'Japanese Inuit' warns of climate change danger
BY TSUYOSHI TAKEDA, THE ASAHI SHIMBUN
As the fields of ice surrounding his home rapidly become thinner, Ikuo Oshima knows firsthand that the effects of global warming are not a problem of the distant future, but a present danger.
It was the vast fields of the Arctic ice where Oshima, 61, managed to feed and raise five children, hunting walruses and seals and riding his dogsled. And that self-sustainable life has allowed him to become a member of the Inuit indigenous community in Siorapaluk, Greenland, the northernmost inhabited settlement on the planet.
"I have only to thank the frozen sea for providing me with its bounty," Oshima said.

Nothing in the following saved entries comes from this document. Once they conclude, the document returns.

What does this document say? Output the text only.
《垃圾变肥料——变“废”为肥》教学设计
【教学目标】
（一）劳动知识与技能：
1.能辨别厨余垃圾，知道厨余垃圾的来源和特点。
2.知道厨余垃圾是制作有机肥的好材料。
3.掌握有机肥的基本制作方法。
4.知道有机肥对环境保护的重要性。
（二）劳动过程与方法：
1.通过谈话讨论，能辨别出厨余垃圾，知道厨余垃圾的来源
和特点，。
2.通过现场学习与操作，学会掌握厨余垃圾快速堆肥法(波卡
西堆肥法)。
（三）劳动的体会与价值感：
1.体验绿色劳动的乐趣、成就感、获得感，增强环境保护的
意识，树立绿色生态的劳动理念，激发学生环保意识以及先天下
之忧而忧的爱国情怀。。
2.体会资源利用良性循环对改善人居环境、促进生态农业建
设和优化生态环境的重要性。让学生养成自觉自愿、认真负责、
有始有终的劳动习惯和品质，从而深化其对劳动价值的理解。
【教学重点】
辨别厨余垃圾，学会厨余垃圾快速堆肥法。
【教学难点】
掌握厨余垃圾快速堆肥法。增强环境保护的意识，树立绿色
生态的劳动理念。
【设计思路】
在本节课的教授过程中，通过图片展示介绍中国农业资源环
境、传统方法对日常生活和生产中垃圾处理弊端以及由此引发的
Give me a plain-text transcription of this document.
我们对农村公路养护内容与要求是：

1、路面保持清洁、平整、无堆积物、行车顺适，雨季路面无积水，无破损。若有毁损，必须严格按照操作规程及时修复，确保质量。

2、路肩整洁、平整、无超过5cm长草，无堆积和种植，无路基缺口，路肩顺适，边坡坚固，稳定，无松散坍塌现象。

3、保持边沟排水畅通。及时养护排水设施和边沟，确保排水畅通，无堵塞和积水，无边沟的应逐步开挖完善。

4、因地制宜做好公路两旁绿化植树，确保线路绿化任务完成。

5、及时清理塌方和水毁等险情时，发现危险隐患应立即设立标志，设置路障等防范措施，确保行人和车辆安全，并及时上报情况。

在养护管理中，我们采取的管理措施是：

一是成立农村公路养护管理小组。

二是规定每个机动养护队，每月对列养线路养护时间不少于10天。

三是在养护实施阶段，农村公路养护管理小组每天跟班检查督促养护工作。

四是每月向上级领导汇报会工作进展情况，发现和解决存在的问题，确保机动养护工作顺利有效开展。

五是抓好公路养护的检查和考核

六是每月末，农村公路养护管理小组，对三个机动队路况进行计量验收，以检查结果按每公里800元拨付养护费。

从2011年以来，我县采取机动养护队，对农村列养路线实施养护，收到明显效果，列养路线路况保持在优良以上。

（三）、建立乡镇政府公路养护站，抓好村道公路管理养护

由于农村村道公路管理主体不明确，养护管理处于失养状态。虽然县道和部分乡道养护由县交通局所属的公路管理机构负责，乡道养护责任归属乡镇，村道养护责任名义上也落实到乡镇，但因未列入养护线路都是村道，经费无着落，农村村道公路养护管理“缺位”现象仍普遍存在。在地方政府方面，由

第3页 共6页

Oshima, a former member of the Nihon University alpinist club, first visited the area when he was 25, to prepare for an expedition in the Arctic region.
There he learned to handle a dogsled and hunt, living with the world-renowned explorer and alpinist Naomi Uemura (1941-1984), who was preparing to reach the North Pole.
Eventually Oshima married a local woman, acquired a taste for eating raw meat, and was accepted into the community. For more than 30 years, he has made Siorapaluk his home.
In the beginning, he struggled at successfully hunting animals, but his determination "not to let my family starve to death" won over the hearts of others, and the "Japanese Inuit" eventually became a community elder.
Younger Inuit gather at his home to learn to build sleds and tan hides. His dexterity at creating seal skin whips used in dogsledding has won him a reputation, and he receives about 100 orders from all over Greenland.
"Elders before me taught me how to use traps and the gun. I am happy to be able to return that favor today," Oshima said.